For all the perversion of law and of medicine, the most transparent distortion is found in the language the abortion industry uses to shield itself from public scrutiny. Supporters of abortion rights can never bring themselves to admit that their opponents are “pro” anything, and consequently label the pro-life movement “anti-choice.” At the same time, abortion advocates will tell you that they are not “pro-abortion” at all. Instead, they believe in the “freedom to choose,” as if that choice had nothing to do with the fate of a human life.
When it came to the partial-birth-abortion lawsuits, the manner in which the proponents of abortion spoke in defense of the “procedure” was telling in its clinical sterility. Lawyers for the National Abortion Federation and Planned Parenthood avoided certain terminology to a point that would be comical were it not so serious. When questioning one of the plaintiff doctors about her views on the abortion technique, one National Abortion Federation lawyer accidentally referred to the practice as “partial-birth abortion,” but quickly corrected himself by substituting the medical terminology regularly used by the abortion lobby (“intact dilation and evacuation”), which prompted this response from the judge: “You won’t get sick if you say the words.”
More disturbing, however, was the cold manner in which practitioners of partial-birth abortion described how they accomplished their objective of killing the unborn child. Careful to avoid admitting that they crushed the partially born infant’s skull and removed the brain, doctors instead testified that they “reduced” the “fetal calvarium” to allow “completion of delivery.” One doctor testified that in performing the abortion he “separated” the “fetal calvarium” from the body, which, one must admit, does sound less disturbing than “decapitated a partially born child with a pair of scissors.” Doctors, describing the most common mid- to late-term abortion method, in which an unborn child is pulled apart piece by piece, spoke of “disarticulation,” but avoided any mention of “dismemberment,” since that might discomfort middle-of-the-road abortion-rights supporters.
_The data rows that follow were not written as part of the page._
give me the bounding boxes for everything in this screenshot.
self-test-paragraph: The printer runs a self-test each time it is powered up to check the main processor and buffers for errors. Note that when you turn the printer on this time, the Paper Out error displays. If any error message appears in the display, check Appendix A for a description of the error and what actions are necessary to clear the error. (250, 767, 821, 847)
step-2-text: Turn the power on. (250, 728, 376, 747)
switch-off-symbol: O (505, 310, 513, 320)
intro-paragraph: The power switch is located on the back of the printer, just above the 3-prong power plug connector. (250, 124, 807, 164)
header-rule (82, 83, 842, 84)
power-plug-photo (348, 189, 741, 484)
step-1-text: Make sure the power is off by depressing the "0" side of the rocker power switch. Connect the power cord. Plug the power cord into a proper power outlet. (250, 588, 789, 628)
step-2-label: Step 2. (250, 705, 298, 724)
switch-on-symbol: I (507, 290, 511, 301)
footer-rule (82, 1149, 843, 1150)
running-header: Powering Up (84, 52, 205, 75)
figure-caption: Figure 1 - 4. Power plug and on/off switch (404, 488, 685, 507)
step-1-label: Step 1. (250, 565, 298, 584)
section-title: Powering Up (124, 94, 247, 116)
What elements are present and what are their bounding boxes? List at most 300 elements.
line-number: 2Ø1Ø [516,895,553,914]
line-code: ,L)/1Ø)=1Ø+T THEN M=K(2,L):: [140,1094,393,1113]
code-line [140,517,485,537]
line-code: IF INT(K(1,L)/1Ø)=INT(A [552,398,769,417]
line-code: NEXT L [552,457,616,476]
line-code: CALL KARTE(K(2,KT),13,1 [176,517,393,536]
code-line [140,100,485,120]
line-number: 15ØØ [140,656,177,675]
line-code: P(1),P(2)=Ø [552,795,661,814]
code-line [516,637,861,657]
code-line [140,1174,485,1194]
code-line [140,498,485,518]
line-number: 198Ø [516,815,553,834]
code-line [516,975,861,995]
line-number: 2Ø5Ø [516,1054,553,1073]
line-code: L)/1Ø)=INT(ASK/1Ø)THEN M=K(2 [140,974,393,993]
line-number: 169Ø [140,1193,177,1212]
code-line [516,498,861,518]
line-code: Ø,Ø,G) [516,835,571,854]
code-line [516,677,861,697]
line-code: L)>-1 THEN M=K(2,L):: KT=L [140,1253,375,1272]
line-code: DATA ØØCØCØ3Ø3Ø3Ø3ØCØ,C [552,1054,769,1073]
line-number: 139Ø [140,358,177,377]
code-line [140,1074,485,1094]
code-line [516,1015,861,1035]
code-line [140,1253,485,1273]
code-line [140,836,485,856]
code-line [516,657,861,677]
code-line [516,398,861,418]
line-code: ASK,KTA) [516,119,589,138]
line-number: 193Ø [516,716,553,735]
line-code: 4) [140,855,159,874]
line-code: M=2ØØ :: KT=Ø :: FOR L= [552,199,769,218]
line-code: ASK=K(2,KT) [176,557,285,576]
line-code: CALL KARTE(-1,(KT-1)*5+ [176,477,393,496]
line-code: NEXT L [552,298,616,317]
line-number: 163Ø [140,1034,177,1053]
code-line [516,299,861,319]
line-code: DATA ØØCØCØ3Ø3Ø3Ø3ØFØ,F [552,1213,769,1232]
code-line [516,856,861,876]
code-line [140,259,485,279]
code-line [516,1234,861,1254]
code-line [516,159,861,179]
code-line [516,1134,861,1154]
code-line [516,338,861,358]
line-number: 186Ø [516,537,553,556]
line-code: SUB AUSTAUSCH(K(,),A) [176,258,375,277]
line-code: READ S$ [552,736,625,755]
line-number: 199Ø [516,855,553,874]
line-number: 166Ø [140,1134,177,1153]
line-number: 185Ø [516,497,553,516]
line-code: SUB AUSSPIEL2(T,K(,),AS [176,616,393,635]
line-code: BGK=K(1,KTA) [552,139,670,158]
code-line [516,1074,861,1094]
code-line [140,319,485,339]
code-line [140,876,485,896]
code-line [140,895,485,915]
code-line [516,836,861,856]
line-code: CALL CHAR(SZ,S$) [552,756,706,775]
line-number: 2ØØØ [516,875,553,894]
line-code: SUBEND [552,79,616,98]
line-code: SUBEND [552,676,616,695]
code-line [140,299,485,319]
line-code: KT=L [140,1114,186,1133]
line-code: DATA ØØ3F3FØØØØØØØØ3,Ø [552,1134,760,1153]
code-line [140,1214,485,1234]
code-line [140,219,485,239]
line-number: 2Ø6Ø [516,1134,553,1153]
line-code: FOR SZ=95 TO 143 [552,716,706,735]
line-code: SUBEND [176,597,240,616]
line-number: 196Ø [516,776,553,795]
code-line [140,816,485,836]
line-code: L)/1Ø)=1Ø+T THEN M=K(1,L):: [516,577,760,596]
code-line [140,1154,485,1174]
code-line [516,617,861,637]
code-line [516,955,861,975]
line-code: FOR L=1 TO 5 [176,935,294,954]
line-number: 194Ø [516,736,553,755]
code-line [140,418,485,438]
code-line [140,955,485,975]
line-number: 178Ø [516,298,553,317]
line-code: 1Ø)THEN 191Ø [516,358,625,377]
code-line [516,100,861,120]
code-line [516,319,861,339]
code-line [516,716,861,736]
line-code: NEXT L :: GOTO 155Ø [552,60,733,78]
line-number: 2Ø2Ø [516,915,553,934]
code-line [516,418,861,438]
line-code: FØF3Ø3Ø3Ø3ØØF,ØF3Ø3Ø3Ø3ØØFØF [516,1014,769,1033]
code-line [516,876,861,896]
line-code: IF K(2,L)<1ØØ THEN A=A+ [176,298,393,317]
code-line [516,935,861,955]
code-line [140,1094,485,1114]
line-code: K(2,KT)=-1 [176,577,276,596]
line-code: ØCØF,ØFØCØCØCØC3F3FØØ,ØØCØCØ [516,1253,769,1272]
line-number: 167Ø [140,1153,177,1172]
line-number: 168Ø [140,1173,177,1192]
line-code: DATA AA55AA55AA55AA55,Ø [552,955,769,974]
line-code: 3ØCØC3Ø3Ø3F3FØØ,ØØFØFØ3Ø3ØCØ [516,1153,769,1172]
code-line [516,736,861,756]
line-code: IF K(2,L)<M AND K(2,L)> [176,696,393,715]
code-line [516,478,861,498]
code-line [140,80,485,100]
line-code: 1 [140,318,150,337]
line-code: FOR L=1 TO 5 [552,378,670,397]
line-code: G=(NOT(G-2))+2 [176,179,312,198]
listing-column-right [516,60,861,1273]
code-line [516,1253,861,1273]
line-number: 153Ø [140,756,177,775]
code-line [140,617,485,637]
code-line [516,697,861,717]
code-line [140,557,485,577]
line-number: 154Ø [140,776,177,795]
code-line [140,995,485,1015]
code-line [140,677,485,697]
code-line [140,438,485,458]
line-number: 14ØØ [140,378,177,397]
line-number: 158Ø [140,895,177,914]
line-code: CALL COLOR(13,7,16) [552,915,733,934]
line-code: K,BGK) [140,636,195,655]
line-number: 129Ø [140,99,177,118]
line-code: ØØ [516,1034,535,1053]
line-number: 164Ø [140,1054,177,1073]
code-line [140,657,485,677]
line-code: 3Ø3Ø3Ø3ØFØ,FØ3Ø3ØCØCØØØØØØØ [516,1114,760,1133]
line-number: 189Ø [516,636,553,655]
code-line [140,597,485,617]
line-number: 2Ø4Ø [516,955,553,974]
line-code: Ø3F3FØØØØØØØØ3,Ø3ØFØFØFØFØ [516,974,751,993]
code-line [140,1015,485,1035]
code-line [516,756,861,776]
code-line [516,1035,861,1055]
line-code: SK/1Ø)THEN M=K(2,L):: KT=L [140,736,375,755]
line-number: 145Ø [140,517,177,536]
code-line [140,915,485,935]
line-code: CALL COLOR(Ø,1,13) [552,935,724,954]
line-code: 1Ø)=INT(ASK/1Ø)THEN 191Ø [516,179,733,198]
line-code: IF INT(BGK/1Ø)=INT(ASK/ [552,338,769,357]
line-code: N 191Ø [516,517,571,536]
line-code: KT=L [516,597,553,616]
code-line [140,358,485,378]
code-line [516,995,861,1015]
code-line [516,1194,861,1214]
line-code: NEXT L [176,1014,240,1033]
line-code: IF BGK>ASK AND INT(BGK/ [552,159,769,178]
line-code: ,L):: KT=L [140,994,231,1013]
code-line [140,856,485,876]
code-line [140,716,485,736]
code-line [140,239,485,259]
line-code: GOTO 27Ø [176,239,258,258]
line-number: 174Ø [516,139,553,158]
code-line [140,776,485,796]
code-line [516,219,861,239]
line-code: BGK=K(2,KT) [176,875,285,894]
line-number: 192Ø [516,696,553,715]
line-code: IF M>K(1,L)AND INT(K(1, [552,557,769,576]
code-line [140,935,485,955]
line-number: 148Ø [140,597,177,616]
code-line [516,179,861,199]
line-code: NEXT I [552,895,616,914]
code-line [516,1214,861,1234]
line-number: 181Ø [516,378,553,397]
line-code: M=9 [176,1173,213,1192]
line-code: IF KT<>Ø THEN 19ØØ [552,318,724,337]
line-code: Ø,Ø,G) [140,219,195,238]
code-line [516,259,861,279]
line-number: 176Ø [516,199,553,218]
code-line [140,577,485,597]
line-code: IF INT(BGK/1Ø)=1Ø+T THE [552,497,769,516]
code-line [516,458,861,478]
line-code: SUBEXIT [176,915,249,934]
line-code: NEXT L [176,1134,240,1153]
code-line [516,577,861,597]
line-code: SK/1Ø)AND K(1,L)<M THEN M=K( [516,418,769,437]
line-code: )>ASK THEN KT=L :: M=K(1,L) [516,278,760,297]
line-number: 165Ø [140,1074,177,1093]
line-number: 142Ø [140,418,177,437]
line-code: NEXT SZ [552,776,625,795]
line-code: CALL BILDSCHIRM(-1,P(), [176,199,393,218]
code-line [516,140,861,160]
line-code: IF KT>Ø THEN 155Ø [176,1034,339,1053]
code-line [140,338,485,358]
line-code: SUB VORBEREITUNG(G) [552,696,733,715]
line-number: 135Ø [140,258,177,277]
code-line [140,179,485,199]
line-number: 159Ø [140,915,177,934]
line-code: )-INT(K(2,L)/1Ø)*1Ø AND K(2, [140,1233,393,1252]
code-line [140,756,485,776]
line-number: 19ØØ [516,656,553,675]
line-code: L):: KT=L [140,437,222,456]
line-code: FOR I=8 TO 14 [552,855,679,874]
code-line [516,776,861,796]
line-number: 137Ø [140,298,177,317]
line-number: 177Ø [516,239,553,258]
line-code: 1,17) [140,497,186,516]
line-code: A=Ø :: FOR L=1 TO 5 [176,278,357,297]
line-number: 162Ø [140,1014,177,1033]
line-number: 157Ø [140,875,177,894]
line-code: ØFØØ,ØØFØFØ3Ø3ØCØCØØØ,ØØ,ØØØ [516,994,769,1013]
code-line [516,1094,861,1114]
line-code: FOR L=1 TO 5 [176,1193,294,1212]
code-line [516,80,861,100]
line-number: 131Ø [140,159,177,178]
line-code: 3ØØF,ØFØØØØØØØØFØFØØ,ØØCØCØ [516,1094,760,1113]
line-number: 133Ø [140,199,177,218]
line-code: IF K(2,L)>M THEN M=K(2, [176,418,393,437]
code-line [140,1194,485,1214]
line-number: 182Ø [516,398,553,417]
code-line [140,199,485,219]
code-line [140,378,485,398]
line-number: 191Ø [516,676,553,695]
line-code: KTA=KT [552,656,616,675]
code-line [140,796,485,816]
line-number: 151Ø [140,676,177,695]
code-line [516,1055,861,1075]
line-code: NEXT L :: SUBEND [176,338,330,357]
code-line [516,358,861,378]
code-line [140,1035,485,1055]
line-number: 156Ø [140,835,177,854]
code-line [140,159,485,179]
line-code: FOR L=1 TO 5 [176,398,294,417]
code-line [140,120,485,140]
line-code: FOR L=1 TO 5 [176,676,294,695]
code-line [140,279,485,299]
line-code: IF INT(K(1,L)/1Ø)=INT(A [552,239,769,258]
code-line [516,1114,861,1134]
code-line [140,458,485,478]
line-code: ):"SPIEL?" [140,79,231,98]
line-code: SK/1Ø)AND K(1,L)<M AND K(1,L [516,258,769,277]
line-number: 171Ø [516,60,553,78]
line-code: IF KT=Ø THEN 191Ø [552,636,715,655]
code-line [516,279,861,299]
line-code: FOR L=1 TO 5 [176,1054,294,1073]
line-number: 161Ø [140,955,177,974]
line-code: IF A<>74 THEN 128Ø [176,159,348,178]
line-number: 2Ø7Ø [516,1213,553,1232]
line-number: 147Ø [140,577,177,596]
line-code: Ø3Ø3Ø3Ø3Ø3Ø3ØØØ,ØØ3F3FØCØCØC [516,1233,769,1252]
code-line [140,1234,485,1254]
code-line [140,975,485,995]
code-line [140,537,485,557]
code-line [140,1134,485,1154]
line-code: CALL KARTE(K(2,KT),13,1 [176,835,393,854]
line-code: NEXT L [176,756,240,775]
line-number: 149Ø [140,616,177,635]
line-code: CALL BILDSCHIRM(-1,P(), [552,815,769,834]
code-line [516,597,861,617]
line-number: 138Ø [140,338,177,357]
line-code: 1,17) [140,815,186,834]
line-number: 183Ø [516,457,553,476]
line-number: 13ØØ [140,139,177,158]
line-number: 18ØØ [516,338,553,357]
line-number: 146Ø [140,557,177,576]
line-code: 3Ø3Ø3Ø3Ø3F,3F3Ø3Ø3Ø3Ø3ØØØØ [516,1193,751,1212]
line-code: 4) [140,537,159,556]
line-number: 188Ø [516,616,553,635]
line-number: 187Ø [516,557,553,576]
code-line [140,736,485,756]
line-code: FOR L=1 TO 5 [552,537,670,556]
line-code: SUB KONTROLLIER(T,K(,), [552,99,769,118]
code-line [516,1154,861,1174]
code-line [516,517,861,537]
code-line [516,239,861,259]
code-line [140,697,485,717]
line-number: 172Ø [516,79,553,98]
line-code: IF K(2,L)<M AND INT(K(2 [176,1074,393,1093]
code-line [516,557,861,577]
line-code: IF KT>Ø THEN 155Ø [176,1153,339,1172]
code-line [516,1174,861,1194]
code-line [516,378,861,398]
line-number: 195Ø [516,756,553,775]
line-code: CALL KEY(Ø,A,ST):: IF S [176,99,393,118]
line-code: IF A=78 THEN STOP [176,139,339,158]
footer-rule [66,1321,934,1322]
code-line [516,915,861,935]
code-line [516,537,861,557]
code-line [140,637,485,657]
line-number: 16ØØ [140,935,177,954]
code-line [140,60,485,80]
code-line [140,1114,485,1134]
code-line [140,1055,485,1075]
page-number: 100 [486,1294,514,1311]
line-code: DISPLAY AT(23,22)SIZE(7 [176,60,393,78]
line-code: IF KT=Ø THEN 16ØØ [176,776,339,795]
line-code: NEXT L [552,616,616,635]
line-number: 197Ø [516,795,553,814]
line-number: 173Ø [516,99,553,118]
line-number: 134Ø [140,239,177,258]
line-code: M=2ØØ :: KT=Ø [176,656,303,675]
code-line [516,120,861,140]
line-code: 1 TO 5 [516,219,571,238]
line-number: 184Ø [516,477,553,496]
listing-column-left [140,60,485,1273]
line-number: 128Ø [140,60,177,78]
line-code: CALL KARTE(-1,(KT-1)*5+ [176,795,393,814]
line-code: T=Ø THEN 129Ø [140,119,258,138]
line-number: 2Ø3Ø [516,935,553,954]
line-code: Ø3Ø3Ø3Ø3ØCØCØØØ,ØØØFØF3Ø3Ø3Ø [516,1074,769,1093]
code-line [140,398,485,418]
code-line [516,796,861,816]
The war of words is important in the struggle over abortion rights. Doctors who have performed thousands, if not hundreds of thousands, of abortions among them testified in horrifying detail to the manner in which they bring about “termination of pregnancy.” One said that his objective was to “safely and efficiently empty the uterine cavity, rendering the woman unpregnant.” By using terms like “unpregnant,” “evacuating the uterus,” or “disarticulation of the fetus,” these doctors succeed in concealing the fact that they are in the killing business. But just as sterile, clinical language can protect and preserve abortion, language — plain and simple language — can expose the truth of these abhorrent practices, as one of the Justice Department lawyers eloquently demonstrated in his closing arguments. In answering the charge that having a ban on partial-birth abortion was like having an “elephant in the room” when a doctor is performing an abortion, he responded that there is no “elephant in the room. . . . There is a baby.”
With the assistance of an informed public, the practices of law and medicine can likely recover from the last 30 years of distortion. First, though, the pro-life movement has to recapture the language. At the recent “March for Women’s Lives” in Washington, D.C., supporters of abortion rights, when confronted with the most ardent of their political opposition, chanted, “Lies! Lies! Lies!” But as the recent legal battles demonstrate, the abortion-rights movement is not afraid of distortion of the truth, but of the truth itself.
— Mr. Coffin, a Washington, D.C., lawyer, is a former deputy assistant attorney general for the civil division of the Justice Department.